- Genre: Legal drama; Comedy;
- Created by: Arunabh Kumar (TVF)
- Directed by: Ruchir Arun
- Starring: Pavan Malhotra; Ashish Verma;
- Country of origin: India
- Original language: Hindi

Production
- Executive producers: Vijay Koshy; Shreyansh Pandey;
- Producer: Arunabh Kumar
- Production company: The Viral Fever (TVF)

Original release
- Network: Sony LIV
- Release: 13 August 2025

= Court Kacheri =

Indian drama web series

Court Kacheri is an Indian Hindi-language legal drama web series created by Arunabh Kumar of TVF and directed by Ruchir Arun. It stars Pavan Malhotra and Ashish Verma in lead roles. The series explores intergenerational conflict and legacy within a small-town courtroom setting.It premiered on the OTT platform Sony LIV on 13 August 2025.

== Premise ==
Set in a district courtroom in a small town, the series follows Param, a reluctant young man propelled into the legal profession by his father, veteran advocate Harish Mathur.

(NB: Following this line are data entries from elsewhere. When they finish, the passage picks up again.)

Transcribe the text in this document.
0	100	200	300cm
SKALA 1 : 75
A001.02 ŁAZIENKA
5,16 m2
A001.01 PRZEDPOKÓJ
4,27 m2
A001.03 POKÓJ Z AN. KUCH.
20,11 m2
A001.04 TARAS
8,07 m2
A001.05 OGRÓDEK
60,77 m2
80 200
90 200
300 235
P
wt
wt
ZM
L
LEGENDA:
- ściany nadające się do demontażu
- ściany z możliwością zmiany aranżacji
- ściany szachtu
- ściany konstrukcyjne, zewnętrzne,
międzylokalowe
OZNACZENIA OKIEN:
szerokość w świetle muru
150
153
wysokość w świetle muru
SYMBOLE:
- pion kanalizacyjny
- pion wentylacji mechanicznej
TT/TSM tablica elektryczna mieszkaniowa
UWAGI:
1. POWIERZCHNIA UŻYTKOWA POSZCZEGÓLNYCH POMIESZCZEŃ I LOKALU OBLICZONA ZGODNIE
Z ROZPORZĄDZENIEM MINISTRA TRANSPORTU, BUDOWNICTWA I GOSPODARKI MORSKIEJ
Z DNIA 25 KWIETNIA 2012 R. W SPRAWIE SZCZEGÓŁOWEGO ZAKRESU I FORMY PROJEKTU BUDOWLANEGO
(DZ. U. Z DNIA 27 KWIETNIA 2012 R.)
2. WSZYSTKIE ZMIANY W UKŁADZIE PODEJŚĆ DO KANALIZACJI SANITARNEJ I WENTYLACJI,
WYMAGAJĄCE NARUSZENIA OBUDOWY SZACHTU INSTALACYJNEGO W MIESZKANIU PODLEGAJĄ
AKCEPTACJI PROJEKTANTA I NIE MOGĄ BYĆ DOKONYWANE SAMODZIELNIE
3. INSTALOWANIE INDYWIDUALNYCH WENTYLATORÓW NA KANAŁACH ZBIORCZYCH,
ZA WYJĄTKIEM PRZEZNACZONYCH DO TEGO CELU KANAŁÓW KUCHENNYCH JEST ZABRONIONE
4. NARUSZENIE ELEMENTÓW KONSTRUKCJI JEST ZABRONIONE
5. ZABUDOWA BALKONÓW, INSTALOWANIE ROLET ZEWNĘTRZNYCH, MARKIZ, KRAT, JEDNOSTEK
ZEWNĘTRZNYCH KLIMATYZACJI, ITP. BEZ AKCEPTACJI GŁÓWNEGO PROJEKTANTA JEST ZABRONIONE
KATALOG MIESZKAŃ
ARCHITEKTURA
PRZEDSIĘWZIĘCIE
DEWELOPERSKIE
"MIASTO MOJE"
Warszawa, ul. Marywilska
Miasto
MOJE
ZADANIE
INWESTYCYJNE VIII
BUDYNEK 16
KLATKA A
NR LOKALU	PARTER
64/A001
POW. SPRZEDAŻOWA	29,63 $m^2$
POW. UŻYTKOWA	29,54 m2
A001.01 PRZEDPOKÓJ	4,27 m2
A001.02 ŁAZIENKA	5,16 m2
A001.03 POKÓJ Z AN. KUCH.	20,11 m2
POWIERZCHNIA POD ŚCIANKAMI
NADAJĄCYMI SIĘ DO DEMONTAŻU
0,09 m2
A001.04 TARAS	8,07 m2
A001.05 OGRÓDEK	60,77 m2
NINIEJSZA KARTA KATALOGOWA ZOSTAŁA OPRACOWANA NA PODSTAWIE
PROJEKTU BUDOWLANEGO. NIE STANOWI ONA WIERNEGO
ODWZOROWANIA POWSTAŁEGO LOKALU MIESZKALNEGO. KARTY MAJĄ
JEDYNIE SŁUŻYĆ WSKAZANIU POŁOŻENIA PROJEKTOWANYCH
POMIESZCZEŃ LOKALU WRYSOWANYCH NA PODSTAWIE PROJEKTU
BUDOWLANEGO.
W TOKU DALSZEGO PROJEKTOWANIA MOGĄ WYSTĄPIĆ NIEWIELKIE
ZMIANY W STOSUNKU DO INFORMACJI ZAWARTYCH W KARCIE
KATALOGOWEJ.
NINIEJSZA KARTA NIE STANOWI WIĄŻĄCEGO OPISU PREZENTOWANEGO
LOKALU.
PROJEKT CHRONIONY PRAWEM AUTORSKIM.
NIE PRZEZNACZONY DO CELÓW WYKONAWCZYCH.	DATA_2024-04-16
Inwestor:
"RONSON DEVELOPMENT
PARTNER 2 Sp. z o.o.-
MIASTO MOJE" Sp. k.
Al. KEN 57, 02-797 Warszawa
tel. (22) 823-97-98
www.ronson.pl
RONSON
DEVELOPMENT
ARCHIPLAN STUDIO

Against murky justice and familial pressure, Param must decide if he should reject—or embrace—his legacy.

== Cast ==
- Pavan Malhotra as Harish Mathur
- Ashish Verma as Param
- Puneet Batra
- Priyasha Bharadwaj
- Bhushan Vikas
- Kiran Khoje
- Pranav Malviya
- Sumali Khaniwale
- Anandeshwar Dwivedi

== Production ==
Developed by TVF and produced by Arunabh Kumar under the TVF banner, Court Kacheri was announced in early August 2025. The writers for the series include Puneet Batra, Anurag Ramesh Shukla, Akshay Anand Kohli, and Anurag Jha. Vijay Koshy and Shreyansh Pandey serve as executive producers. The official trailer was released on 2 August 2025.

== Release ==
The series began streaming exclusively on Sony LIV on 13 August 2025.

==Reception==
- Sumit Rajguru of Times Now News rated 4 out of 5 stars and wrote 'Court Kacheri is a legally perfect drama on a father and son’s unusual bond. Pavan Malhotra and Ashish Verma did outstanding jobs in the web series, which is highly entertaining due to its amazing story, screenplay and direction.'
- Amit Bhatia of ABPLive gave 3.5 out of 5 stars and reviewed it as "It is more than just another courtroom drama - it’s a heartfelt family story wrapped in lively legal proceedings".
- Archika Khurana of The Times of India gave a rating of 3 out of 5, describing it as "a watchable, heartfelt legal dramedy with decent performances and an authentic small-town courtroom setting."
- Shweta Keshri of India Today gave it 3 out of 5, reviewed it as 'Strong performances drive legal dramedy on father-son conflict'.
- Sameer Ahire of Movie Talkies rated the series 3 out of 5, describing it as “a lighthearted courtroom drama, sprinkled with heartfelt and comedic moments.”